There is no greater pain than the death of a loved one and chief among them is the death of your own child. When I received the news that Judah's life support was to be turned off I cried inconsolably, not so much for Judah but for my daughter because I couldn't erase the image in my mind's eye of her weeping inconsolably over the death of her son. Even now it's hard to type these words as I have to look through the tears which cloud my eyes.
The tears never go away. It's been over 40 years since that day when I was a boy running home as fast as I could to tell his mother that her other son was dead and yet I still cry from time to time. The pain is long gone but the love for my brother is not and that is why I cry.
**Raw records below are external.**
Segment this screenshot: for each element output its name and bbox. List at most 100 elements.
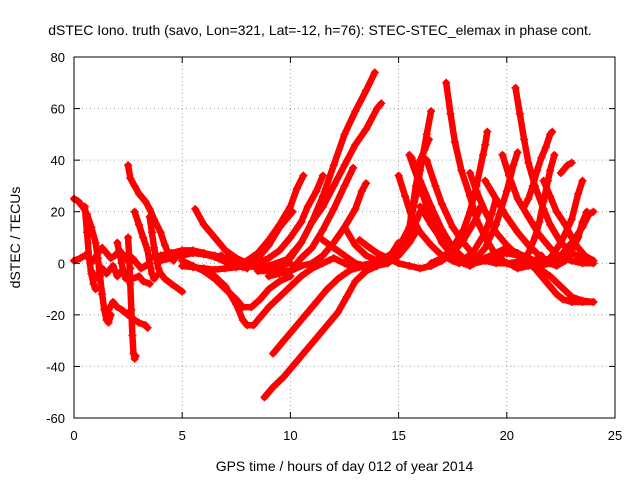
series-29 (383, 135, 433, 265)
data-point-marker (301, 310, 310, 319)
data-point-marker (481, 176, 490, 185)
data-point-marker (102, 249, 111, 257)
y-tick-label: 40 (51, 153, 65, 168)
data-point-marker (351, 241, 360, 250)
data-point-marker (87, 267, 96, 275)
series-22 (264, 99, 386, 270)
data-point-marker (556, 254, 565, 263)
data-point-marker (466, 207, 474, 216)
data-point-marker (530, 233, 539, 242)
data-point-marker (405, 223, 414, 232)
data-point-marker (370, 68, 379, 77)
data-point-marker (160, 274, 169, 283)
data-point-marker (535, 251, 544, 260)
data-point-marker (373, 249, 381, 257)
data-point-marker (318, 259, 327, 268)
y-tick-label: 80 (51, 50, 65, 65)
data-point-marker (422, 156, 431, 165)
data-point-marker (145, 279, 154, 288)
data-point-marker (139, 233, 148, 242)
data-point-marker (340, 259, 349, 268)
data-point-marker (253, 267, 262, 275)
data-point-marker (290, 323, 299, 332)
data-point-marker (80, 202, 89, 211)
data-point-marker (550, 151, 559, 159)
data-point-marker (546, 220, 555, 229)
series-5 (104, 298, 152, 332)
data-point-marker (578, 296, 587, 305)
data-point-marker (312, 187, 321, 196)
data-point-marker (286, 202, 295, 211)
data-point-marker (437, 236, 446, 245)
data-point-marker (535, 218, 544, 226)
data-point-marker (134, 220, 143, 229)
data-point-marker (552, 290, 561, 299)
data-point-marker (437, 200, 446, 208)
data-point-marker (147, 269, 156, 278)
series-16 (199, 254, 371, 330)
data-point-marker (420, 145, 429, 154)
data-point-marker (355, 236, 364, 245)
data-point-marker (394, 171, 403, 180)
data-point-marker (238, 316, 247, 324)
data-point-marker (269, 383, 278, 392)
data-point-marker (91, 274, 100, 283)
data-point-marker (134, 318, 143, 327)
data-point-marker (528, 181, 537, 190)
data-point-marker (492, 251, 500, 260)
data-point-marker (98, 290, 107, 299)
grid (74, 57, 615, 418)
data-point-marker (349, 163, 358, 172)
data-point-marker (301, 347, 310, 355)
y-axis-label: dSTEC / TECUs (7, 187, 23, 289)
data-point-marker (470, 251, 479, 260)
x-tick-label: 20 (500, 428, 514, 443)
data-point-marker (106, 310, 115, 319)
data-point-marker (199, 267, 208, 275)
data-point-marker (546, 259, 555, 268)
data-point-marker (318, 236, 327, 245)
data-point-marker (247, 303, 256, 312)
data-point-marker (483, 127, 492, 136)
data-point-marker (582, 207, 591, 216)
data-point-marker (137, 264, 146, 273)
data-point-marker (383, 256, 392, 265)
data-point-marker (154, 264, 163, 273)
data-point-marker (405, 151, 414, 159)
data-point-marker (232, 259, 241, 268)
data-point-marker (329, 243, 338, 252)
data-point-marker (427, 259, 436, 268)
data-point-marker (292, 184, 301, 193)
data-point-marker (134, 272, 143, 281)
data-point-marker (574, 189, 583, 198)
data-point-marker (279, 372, 288, 381)
data-point-marker (357, 187, 366, 196)
data-point-marker (515, 109, 524, 118)
data-point-marker (578, 218, 587, 226)
data-point-marker (377, 99, 386, 108)
data-point-marker (472, 215, 481, 224)
data-point-marker (539, 176, 548, 185)
data-point-marker (76, 254, 85, 263)
data-point-marker (109, 261, 117, 270)
data-point-marker (344, 267, 353, 275)
data-point-marker (334, 308, 342, 317)
data-point-marker (264, 285, 273, 294)
data-point-marker (513, 251, 522, 260)
data-point-marker (178, 287, 187, 296)
data-point-marker (513, 148, 522, 157)
data-point-marker (362, 86, 371, 95)
data-point-marker (505, 171, 513, 180)
data-point-marker (297, 261, 306, 270)
data-point-marker (427, 220, 436, 229)
data-point-marker (416, 181, 425, 190)
data-point-marker (373, 261, 381, 270)
data-point-marker (139, 277, 148, 286)
data-point-marker (264, 303, 273, 312)
data-point-marker (318, 225, 327, 234)
series-trace (233, 172, 307, 267)
data-point-marker (130, 207, 139, 216)
data-point-marker (156, 269, 165, 278)
data-point-marker (323, 285, 332, 294)
data-point-marker (535, 264, 544, 273)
I know my daughter will cry. She will cry often and when she least expects it, not because something reminds her of the pain but because something reminds her of how much she loves her son. That is why I cry too, because the death of my grandson reminds me of how much I love my daughter.
Perhaps that's why my stepdaughter, Stevie, and I have such a close bond. We've both had the experience of witnessing the tragic and violent death of a loved one. At approximately the same age as I was when I witnessed the tragic accident involving my brother, Stevie witnessed the tragic and senseless death of her father when an accidental gunshot exploded his head. I lost my first love the same way, an accidental gunshot to the head in the 4th grade. Later, I lost another of my childhood sweethearts when she was just 16. She was burned alive while attempting to rescue a baby from a house fire.
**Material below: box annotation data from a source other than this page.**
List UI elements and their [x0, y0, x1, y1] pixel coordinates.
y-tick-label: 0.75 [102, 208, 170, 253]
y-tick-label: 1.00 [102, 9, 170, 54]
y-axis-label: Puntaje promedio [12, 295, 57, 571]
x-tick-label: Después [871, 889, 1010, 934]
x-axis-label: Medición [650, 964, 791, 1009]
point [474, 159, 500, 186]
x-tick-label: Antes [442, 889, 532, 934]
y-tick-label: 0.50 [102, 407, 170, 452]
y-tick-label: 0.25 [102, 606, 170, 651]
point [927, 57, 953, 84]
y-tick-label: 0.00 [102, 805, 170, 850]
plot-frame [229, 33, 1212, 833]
It wasn't that long ago I was in my daughter's position, helplessly watching and praying for a miracle as my own child lay on a table barely visible through all the tubes and hardware of the life support machine that kept her alive. I remember well the ache I felt in my heart as I longed to hold my baby in my arms but couldn't. I remember the feeling of being willing to pay any price, even willingly giving my own life, if it would buy the life of my child. I remember the feeling that time was standing still and yet racing at the same time, as I poured out my heart to God and hung on every word the doctors said while trying to make sense of it all.
I remember too the feeling, if I could only trade places with my daughter on that table, if I could only take her place. It's a universal, even if irrational, thought that occurs to virtually all parents in this situation. It's a solution that seems to be indelibly written on our hearts, perhaps because our Maker put it there when He chose that solution to save us.
Ultimately, as I watched helplessly as my daughter, Emma, fought for her life and as I witnessed the loved ones in my life die, there were no answers, no profound sense that there was a purpose in it. There was just a deep understanding that tragedy is no respecter of persons and that, no matter what the outcome, the only thing that matters is love.
I received the miracle I prayed for and my daughter didn't. There's no justice in that, no sense of closure and, in spite of the miracle I received, Emma will be forever blind and unable to perform even the most simple tasks for herself. There's no justice in that either. There is one thing, however, that my grandson's mother and I will forever have, something no person, nor circumstance, nor even death can take away from us, and that is the love we have for our children. Rachel weeps for her son and I weep for my daughter, Rachel, not because we hurt, because millions of people die and are tragically injured every day and we don't cry for them, but because we love. That is why I do not resent the tears that come out of nowhere from time to time as something triggers a memory about my brother. Rather, I welcome the tears because they remind me how much he was loved.
"Precious in the sight of the LORD is the death of his saints."